At the moment I'm a making an effort to sort through all my data going back to 1998, since I have it on an assortment of internal hard drives, external hard drives, DVDs and CDs. I'm copying everything onto two 2TB hard drives (except for video rushes and RAW image files). I'll keep every old hard drive too, and all the old media, in case things don't copy across. The only thing I'm having trouble recovering are a few folders of photos that I know are on an old laptop. But the laptop's power adapter is broken, and the hard drive is an ATA type thing, and I don't have an adapter for that either. The photos that I know are on this drive, but that I can't find backed up anywhere else, are those my girlfriend took when we broke through the ceiling of our old apartment into the apartment above. We cut a hole and just kept going. It was pretty crazy, with both of us pushing the other on. As it as totally illegal we never shared the photos with anyone. I really want those photos! And there are some of the original recordings of the SFBRP on there too. It would be nice to have the uncompressed data for every one, not just the 64k mp3 files. And a few other folders of this and that that I kind find elsewhere.
Once I get everything on to one hard drive I'll see if there is a way to easily de-duplicate them, as I know there is a lot of repetition.
My ultimate goal is to scour the internet, on as many forums and usenet groups I've posted in, and collect together everything I've ever posted online. Usenet shouldn't be a problem, but a few forums probably won't be on the wayback machine or anywhere else. I'm not sure how I'll go about this, but it should be a fun research project.
Scott, would it be possible to list every post I've ever made to this forum in a single page? With the link to the original thread for context? I think there could be a lot of fun stuff there, things I wouldn't even remember I've posted.
Anyway, to address the first post, Time Machine is awesome. I always have at least two Time Machine disks up to date. And every other file I have on an external hard drive is on at least one other. And I use ftp for a lot of stuff. And Dropbox is cool too. I don't use any other online backup, because I travel so much, and it's not practical for me to do so.
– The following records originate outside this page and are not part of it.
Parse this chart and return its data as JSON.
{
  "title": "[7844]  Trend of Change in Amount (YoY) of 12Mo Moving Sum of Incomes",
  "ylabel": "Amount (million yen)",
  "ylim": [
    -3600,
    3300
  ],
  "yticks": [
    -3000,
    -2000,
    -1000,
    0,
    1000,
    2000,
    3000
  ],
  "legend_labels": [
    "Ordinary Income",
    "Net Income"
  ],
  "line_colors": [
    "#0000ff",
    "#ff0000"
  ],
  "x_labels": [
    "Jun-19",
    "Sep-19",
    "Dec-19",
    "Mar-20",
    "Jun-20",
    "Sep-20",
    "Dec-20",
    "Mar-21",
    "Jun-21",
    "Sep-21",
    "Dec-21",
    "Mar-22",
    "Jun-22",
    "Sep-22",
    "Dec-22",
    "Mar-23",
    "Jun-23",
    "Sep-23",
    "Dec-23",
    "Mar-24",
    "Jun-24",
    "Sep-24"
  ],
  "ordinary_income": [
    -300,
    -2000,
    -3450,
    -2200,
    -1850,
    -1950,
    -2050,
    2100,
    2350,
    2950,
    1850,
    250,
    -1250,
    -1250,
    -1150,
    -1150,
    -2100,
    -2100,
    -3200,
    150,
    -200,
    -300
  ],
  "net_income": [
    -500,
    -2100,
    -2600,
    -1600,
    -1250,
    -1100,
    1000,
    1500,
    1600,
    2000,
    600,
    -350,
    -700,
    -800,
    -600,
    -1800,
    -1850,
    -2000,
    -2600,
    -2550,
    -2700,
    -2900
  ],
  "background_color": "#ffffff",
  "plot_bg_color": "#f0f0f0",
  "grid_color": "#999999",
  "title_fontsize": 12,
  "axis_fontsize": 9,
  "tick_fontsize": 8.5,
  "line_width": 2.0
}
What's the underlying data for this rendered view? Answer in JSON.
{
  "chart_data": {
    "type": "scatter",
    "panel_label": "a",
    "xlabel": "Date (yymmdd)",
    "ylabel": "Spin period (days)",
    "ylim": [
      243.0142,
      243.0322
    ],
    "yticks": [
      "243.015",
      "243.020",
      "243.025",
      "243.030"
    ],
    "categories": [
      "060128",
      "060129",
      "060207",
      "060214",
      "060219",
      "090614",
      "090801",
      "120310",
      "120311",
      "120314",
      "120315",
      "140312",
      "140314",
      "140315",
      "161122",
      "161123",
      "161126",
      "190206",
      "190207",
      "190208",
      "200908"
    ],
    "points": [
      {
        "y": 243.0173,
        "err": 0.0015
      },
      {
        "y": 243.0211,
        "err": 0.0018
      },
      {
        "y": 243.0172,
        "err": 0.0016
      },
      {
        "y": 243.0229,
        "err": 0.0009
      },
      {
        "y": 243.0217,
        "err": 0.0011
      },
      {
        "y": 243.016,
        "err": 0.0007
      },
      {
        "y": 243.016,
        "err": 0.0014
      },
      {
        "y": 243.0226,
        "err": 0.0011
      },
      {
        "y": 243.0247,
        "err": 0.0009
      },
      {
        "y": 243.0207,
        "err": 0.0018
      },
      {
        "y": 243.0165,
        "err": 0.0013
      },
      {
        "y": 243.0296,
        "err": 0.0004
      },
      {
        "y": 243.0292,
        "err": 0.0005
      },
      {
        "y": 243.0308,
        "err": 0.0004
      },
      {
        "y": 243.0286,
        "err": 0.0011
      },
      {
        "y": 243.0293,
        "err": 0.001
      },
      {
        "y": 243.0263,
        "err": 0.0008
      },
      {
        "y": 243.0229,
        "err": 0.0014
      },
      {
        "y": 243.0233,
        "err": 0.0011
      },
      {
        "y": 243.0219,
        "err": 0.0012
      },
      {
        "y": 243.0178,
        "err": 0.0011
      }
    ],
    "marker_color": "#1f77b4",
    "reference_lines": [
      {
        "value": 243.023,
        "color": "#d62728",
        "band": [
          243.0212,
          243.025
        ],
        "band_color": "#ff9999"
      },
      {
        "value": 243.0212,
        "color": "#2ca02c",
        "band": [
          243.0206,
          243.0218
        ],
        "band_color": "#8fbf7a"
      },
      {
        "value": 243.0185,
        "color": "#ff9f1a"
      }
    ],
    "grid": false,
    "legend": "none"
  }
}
Maybe I can charge money to do these things by hand for the time being.
And the main reason that I wouldn't be able to keep ahead of the upload is that I travel so much. I've not been home for over three weeks now, and my main internet connection is this satellite connection on a cruise ship. It's slightly faster than dialup, and costs about 10 cents per minute each time I log on.
In that same three weeks I've created 53GB of new files that I'm going to archive. Am I even going to try to back this up to the cloud in the 10 days I have at home before I leave to Portland and SF for another two weeks? Nope! No you wouldn't, you'd just have to do it for me. Alternatively I'll see if my python kung fu is good enough for me to work out how to scrape it myself.
Also, at your rate of data creation, this problem is not going to get better for you. Sure data speeds increase with time, but so do pixel counts in DSLR's :-). You better start backing up now because later it will be an even greater pain in the butt. Do what I did, get an old ass computer, set it up next to your router at home, attach all drives and back up for three months.
Some results!
A history of the movies I have seen since December 2009 (or Every Post Luke Made To The Movies Thread).
Luke's dating history since 2009 (or Every Post Luke Made To The Dating Thread).